As orelhas, antes empinadas e atentas – já nem se lembrava de quando – eram sustentadas por uma armação colorida afivelada em sua cara com dois objetivos: um, disfarçar o olho praticamente cego; outro, dar sustentação a uma das orelhas transformada em acento circunflexo após um ferimento e o ataque das moscas varejeiras. Quando se fez a troca das mulas pelo cavalo à noite, tanto o olho cego, como a orelha “cabana” passaram despercebidos.

A artista internacional de duvidosas habilidades como equilibrista e, atriz ainda mais duvidosa, era aclamada pelo dono do circo e apresentador que, com seu megafone, roupas coloridas e estapafúrdias, rematadas por uma cartola verde e vermelha gritava a plenos pulmões: respeiiiiiiitááááááááelpúúúúblico, com vocês a artista internacional Ivaaaaaaaanna Rooooossss.......koff.

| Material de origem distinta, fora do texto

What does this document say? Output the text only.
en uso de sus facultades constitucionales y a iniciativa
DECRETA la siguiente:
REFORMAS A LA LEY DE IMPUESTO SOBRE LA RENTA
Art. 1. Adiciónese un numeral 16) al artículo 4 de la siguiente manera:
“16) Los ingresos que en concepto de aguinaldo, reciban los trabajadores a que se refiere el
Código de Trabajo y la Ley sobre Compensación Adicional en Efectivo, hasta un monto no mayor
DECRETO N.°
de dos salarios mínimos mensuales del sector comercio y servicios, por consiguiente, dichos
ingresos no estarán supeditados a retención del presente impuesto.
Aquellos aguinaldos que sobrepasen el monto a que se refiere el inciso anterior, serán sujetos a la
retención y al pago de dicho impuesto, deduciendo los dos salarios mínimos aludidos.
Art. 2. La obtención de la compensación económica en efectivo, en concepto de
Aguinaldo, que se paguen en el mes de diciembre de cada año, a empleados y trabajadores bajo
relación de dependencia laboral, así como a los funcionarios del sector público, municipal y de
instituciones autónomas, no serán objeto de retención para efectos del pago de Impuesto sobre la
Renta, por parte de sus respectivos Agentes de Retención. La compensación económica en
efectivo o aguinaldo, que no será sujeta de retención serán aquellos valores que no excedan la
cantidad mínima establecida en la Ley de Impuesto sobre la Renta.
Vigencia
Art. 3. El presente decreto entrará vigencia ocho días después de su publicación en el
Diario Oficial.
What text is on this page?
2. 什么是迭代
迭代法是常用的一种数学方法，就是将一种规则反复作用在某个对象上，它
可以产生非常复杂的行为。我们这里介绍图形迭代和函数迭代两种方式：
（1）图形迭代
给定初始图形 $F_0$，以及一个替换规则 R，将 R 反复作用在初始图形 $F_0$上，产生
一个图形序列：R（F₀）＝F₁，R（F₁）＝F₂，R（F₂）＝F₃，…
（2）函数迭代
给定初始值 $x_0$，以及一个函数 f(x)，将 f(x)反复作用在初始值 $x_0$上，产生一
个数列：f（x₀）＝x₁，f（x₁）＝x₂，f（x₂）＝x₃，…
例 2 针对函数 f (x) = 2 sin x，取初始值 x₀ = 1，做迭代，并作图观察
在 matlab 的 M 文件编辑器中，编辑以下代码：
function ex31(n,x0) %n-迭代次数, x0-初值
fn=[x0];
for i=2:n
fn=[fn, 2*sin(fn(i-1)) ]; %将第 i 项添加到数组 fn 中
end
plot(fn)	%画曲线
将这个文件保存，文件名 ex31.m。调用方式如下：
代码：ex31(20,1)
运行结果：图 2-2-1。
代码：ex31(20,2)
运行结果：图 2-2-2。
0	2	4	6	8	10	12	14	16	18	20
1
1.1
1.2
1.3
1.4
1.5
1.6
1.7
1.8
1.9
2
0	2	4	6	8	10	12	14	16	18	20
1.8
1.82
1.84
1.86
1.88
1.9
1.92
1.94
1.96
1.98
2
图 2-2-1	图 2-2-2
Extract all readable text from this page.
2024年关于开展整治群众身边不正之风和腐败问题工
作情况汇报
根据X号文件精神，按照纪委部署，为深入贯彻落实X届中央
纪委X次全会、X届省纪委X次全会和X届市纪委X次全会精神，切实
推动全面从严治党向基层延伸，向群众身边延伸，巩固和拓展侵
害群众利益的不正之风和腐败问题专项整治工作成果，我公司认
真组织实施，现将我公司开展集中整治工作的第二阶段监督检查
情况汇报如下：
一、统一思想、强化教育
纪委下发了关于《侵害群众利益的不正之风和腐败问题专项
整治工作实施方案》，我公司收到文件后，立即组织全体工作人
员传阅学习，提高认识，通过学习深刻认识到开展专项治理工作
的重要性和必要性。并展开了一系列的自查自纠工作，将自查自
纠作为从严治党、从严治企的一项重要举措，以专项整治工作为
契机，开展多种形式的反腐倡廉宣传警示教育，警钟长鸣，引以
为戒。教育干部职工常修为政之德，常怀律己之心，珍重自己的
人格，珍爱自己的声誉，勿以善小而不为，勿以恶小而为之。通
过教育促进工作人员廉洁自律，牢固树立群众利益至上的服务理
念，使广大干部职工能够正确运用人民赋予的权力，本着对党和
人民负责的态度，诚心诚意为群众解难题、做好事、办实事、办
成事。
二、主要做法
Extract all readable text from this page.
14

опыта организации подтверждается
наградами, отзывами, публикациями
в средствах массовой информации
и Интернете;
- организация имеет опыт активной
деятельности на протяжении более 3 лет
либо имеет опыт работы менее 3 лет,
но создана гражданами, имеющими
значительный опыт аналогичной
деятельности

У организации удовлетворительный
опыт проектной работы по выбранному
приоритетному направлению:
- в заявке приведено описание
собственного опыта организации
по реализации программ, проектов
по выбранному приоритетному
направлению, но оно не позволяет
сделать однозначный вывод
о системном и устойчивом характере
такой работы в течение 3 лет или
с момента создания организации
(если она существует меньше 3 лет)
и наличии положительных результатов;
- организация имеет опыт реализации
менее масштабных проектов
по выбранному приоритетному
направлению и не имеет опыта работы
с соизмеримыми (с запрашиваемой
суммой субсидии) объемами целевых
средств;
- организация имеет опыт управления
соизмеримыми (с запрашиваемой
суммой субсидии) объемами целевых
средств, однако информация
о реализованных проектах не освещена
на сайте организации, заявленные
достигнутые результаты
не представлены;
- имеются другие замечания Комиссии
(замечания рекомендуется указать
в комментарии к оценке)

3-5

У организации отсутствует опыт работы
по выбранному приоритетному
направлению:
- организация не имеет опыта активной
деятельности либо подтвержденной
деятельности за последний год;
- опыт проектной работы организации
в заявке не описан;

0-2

E, lá se ia Athos, encimado pela artista assentada de lado em seu lombo, coberto por quatro almofadas coloridas, andando lentamente. Nada de trotes, pois somente no picadeiro poderia ser levado a fazer algum esforço.

Um cachorro magro e de cor indefinida, com sarnas pelo corpo, acompanhava o desfile, muito embora olhasse furtivo e desconfiado para o leão que dormia. Resto de sofrimento, adotara a máxima: um olho no padre, outro na missa; um olho no gato, outro no peixe.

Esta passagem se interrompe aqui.